Step 4: Observe, Analyze, Adjust

Meetings between the portfolio manager and the rest of the managers at the organization should be happening often, and in-between these meetings, the portfolio manager needs to be tracking the work happening, seeing the impact of that work, and adjusting accordingly. There may be opportunities to expand the portfolio and bring in a new type of work that complements the rest of the portfolio and provides additional value. Conversely, more focus may be needed in regards to sales opportunities or training for staff. More than likely, a company like Best Tech Co. would find after a little while that they can add a third or fourth type of work to their portfolio that allows them to advertise a deeper specialization because the original two types of work have become routine and easy for staff to handle.
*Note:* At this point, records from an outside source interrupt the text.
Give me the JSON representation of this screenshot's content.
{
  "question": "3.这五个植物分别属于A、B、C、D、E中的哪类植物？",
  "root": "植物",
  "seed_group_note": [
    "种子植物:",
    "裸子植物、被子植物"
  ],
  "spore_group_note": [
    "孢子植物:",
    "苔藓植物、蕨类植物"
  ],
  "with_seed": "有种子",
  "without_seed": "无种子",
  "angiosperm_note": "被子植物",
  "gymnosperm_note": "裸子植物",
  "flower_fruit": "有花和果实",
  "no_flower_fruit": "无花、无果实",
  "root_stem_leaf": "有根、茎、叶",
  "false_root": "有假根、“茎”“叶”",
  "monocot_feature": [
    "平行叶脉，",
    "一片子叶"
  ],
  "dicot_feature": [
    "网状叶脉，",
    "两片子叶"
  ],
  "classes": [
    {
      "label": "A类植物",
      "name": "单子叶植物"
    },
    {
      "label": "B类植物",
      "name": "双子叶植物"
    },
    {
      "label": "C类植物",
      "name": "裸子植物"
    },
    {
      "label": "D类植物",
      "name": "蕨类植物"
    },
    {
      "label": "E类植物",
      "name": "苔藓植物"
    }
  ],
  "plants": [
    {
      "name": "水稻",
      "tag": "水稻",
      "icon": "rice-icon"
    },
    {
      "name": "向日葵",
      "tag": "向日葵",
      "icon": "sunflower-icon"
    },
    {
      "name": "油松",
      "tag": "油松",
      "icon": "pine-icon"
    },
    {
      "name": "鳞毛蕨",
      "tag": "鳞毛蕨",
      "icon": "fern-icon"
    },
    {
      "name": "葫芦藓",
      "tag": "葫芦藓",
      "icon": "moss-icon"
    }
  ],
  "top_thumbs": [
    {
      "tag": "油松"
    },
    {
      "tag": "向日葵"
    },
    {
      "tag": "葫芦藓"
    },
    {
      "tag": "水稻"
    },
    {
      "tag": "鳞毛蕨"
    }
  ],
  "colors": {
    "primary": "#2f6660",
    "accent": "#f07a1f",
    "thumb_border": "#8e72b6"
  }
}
You don’t need to hire a PPM to do these things for your company, though I think there is value in doing that. There’s a lot of art and science that goes into managing a portfolio, and the mathematics behind portfolio management, risk management, and project management can quantifiably help your company be more successful. But for a small company, one person or a small team of people who have the support of executive leadership can bring the benefits of portfolio management to everything your organization is ding.